Not knowing where the check comes from stops some consumers from doing anything with it. But many others assume it’s a legitimate check, cash it, and unwittingly enter into an unwanted financial agreement with the lender. In the eyes of the law, cashing the check is the same things as opening a loan.
U.S. Sen. Doug Jones has taken notice of this predatory practice and has introduced bipartisan legislation to try and stop it. On Monday, Jones along with his colleagues, Sen. Tom Cotton (R-Ark.), and Sen. Jeff Merkley (D-Ore.) introduced a bill that would halt the predatory practice of mailing high-interest loans to consumers in the form of “live” checks.
The Unsolicited Loan Act of 2018 would prohibit this practice and ensure that consumers access loans only when they proactively apply for them. This legislation mirrors the decades old prohibition on the mailing of live credit cards.
“As working Americans look to make ends meet, lenders will often target cash-strapped families with these mailings. It is unconscionable that someone would take advantage of another person’s dire financial situation to make a quick buck for themselves. We need to end this predatory lending tactic and pass this legislation to protect consumers and their pocketbooks,” said Jones.

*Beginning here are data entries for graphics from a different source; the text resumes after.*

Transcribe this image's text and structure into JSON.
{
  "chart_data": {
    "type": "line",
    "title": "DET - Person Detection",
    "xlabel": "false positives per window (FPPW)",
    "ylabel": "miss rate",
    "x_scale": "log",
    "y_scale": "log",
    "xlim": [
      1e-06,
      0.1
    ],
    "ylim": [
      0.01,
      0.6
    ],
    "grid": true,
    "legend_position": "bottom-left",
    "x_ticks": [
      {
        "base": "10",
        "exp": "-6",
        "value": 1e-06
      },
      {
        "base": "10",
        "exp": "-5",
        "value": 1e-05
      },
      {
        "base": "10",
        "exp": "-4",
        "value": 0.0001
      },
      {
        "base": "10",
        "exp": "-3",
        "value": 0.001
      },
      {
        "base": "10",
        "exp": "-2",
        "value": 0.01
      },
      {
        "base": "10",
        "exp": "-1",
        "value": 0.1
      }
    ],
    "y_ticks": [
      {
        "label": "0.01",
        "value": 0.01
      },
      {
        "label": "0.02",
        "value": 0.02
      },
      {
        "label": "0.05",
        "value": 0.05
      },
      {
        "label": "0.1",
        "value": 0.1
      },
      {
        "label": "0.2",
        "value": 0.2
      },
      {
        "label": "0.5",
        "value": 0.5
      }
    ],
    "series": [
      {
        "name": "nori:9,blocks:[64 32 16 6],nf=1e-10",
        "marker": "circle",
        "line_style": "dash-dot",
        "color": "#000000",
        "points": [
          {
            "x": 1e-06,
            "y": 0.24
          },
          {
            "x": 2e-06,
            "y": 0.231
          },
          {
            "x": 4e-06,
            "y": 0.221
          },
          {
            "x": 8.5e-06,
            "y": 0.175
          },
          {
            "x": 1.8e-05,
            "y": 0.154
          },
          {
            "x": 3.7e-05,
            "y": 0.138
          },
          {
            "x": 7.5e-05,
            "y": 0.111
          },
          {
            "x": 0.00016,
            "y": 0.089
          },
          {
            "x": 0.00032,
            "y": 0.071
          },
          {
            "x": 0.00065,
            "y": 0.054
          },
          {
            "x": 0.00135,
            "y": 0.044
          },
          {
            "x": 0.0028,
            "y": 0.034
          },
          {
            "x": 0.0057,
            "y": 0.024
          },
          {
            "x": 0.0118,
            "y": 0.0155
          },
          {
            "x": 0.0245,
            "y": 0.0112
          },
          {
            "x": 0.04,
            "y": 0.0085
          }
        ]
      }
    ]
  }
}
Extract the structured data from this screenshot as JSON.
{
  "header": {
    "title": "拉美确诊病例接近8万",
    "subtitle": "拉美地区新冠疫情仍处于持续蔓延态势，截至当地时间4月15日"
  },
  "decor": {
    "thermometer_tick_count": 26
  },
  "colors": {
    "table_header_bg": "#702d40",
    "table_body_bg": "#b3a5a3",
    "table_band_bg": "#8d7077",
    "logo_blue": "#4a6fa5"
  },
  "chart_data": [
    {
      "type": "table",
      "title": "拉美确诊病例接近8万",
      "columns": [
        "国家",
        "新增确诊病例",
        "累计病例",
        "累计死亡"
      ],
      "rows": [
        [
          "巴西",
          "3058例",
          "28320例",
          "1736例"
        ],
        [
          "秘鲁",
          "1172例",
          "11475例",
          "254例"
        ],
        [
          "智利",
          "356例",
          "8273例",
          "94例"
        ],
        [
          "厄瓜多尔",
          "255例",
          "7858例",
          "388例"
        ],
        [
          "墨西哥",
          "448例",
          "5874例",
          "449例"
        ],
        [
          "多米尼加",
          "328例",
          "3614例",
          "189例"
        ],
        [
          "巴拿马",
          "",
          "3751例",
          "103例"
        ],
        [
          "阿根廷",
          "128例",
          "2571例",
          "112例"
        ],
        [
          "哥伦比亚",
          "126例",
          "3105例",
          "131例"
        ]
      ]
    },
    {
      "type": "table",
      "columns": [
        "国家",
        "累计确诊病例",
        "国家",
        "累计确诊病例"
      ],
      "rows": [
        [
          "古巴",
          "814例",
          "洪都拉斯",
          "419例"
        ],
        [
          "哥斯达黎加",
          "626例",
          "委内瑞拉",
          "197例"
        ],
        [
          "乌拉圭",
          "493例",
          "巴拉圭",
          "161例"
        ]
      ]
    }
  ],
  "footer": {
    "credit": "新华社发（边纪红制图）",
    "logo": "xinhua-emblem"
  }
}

It has been long recognized by Congress that consumer loans should require an application by a customer. In fact, Congress banned the mailing of unsolicited live credit cards nearly 50 years ago. In modern lending, a formal loan application can often take just minutes. The bill does not prohibit the direct marketing or mailing of a loan application, but rather provides common-sense consumer protections without limiting access to credit for consumers who willingly apply and seek lending products.This legislation would provide common-sense consumer protections without limiting access to credit for consumers who willingly apply and seek lending products.
“People should understand clearly when they are taking on debt. But because ‘live’ checks mailed directly to consumers don’t require an application or any previous relationship with the consumer, many individuals don’t realize that these checks are actually high-interest loans until it’s too late. Just like Congress ended the practice of mailing ‘live’ credit cards nearly 50 years ago, Congress should pass our bill now to stop this underhanded practice,” explained Cotton.
The bill would also ensure that companies cannot shift from the mailing of live checks to other forms of transfer, such as a gift card or an “e-check.” In addition, it would ensure that customers are not liable for debt incurred from an illegal, unsolicited live check loan.
“When you receive a check in the mail, it’s natural to assume that depositing it will help—not hurt—your bottom line,” added Merkley. “But these checks don’t pad consumers’ pocketbooks; instead, they send them into a vortex of debt. The practice of mailing high-interest loans disguised as checks is unconscionable and clearly predatory. Today, we’re sending a bipartisan message that this unacceptable practice must end.”
The National Consumer Law Center has endorsed this legislation on behalf of its low-income clients.